Video Fitness Tips

Video Fitness TipsCheck out these video fitness tips. They’re fun animation, short and to the point.

Aid Your Recovery — If you’ve had a muscle injury, it’s important to ease yourself into exercising ASAP. Be sure to speak with a professional about when you can start working out again, and once you’ve had the green light, don’t hesitate. If you experience pain, stop immediately, and ice the area.

Aim Past Your Goal — In golf, aim 17 inches past the hole. This is because the 17 inches surrounding the putt aren’t matted down by footprints like the rest of the green, so you’ll be up against more friction.

Air Your Dirty Laundry — Chuck all your dirty workout clothes into a mesh bag, tie it up, and put the whole thing in the washer. This will save time and you won’t have to pick through smelly clothing.

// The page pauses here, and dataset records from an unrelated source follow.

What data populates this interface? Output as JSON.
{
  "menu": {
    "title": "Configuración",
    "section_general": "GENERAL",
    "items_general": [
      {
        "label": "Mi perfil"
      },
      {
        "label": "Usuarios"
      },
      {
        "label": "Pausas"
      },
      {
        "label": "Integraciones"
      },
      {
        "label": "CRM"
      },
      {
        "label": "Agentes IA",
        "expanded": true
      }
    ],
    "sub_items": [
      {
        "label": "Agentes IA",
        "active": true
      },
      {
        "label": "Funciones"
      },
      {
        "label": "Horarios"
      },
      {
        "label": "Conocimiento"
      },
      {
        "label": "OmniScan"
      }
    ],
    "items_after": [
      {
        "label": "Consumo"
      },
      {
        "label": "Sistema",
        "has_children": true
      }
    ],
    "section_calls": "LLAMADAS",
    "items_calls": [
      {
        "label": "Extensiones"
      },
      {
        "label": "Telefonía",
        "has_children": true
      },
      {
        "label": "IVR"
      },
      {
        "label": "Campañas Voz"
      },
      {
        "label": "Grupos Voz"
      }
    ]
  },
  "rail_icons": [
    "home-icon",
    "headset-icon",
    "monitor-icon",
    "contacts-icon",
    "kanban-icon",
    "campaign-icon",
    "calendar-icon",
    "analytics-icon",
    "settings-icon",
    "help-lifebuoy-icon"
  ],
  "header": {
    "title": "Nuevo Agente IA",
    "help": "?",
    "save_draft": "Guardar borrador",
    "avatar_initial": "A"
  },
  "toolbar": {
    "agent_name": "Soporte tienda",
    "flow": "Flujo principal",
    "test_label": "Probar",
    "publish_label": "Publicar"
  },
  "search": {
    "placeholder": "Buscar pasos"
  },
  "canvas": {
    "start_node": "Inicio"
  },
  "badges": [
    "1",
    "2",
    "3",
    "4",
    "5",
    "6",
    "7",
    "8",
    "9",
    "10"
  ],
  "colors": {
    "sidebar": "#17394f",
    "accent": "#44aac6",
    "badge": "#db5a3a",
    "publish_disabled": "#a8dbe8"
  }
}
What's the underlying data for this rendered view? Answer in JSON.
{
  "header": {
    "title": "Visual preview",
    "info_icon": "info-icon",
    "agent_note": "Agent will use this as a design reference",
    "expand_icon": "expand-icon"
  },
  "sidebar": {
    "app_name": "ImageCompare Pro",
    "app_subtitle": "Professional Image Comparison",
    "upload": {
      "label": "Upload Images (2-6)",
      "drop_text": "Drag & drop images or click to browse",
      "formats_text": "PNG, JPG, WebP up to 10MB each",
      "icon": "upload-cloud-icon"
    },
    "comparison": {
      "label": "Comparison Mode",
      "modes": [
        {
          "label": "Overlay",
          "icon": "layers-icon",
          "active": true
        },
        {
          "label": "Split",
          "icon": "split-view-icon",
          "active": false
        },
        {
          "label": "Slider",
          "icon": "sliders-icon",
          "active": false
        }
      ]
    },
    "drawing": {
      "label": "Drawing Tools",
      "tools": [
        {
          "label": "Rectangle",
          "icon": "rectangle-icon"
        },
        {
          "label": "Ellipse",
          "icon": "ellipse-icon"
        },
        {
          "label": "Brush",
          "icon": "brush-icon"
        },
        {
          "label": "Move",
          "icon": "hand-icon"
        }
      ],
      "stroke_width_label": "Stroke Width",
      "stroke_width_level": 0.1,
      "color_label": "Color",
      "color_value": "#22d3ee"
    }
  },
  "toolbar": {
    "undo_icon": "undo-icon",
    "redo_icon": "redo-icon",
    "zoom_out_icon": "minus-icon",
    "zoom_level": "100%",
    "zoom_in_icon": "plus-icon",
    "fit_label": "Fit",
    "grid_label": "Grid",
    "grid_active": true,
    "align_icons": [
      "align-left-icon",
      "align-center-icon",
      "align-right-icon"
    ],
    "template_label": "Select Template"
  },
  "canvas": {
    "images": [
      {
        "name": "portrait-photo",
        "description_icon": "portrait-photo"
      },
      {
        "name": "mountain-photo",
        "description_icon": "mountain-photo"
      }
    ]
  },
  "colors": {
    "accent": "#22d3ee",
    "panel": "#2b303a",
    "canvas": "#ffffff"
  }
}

Avoid Tendinitis — When you do upright rows, use a shoulder width grip. This will help prevent tendinitis and bursitis.

Back To Comfort — Every time you exercise your abs, make sure you do some lower back exercises. Otherwise you may experience pain, or poor posture.

Be A Lightweight — Lifting light weights quickly has the same impact as lifting heavy weights at a slow pace. If you lift quick enough and for long enough, your muscles will strength regardless.

Be An Early Bird — Get up earlier, and start the day off with some light exercise, like walking. Start off by waking up 10 minutes early, then see if you can cut back more the next day until you have a reasonable schedule.

Be An Energizer Bunny — Go a shorter distance, but increase your speed to the max. You’ll lessen your chances of injury.

Become A Better Runner — Wanna run faster? Lift weights. Studies have shown that weightlifting for 8 weeks can improve your running time significantly.

Bike More Efficiently — To hone your cycling skills, try biking with one leg. Rest both legs on the pedals, but only use one to do the work. Try this for 30 seconds before switching to the other leg. Then, ride like usual for 5 minutes before repeating this exercise.

Bike Uphill Better — Scoot to the middle of your saddle and lean forward while biking uphill. Be careful not to lean too far forward, or you’ll lose traction in the back.

Break Out The Cash — Pay your trainer in advance. You’ll be more motivated to actually show up for your sessions!Video Firness Tips

Breathe as You Rise — When you do crunches, exhale as hard as you can upon rising. This will force your abs to work out more.

Build Your Back — Break up cable rows into two sections. With outstretched arms, hold the bar, squeezing your shoulders together. Pull the bar towards your body. Your back will thank you.

Catch the Spiral — To catch footballs, concentrate on the tip of the ball; you’ll block out other visual stimuli, and improve your hand-eye coordination.

Catch Baseballs Better — If the sun is shining and a ball is coming toward you, use your mitt to shield your eyes and catch it.

Count Backwards From 100 — Or 50, or 20, or however many reps you’ve resolved to do. Thinking about how many you have left will encourage you to get them done!

Create Constructive Sleep Habits — If you run and experience calf pain, try sleeping on your stomach, with your feet hanging off your bed. Gravity will pull your legs downward, so you are passively stretching throughout the night.

Crumple and Crush — If you’re looking to build your forearm strength, try crumpling paper. Take a sheet of newspaper, start at a corner, and using your dominant hand, crumple it completely for thirty seconds.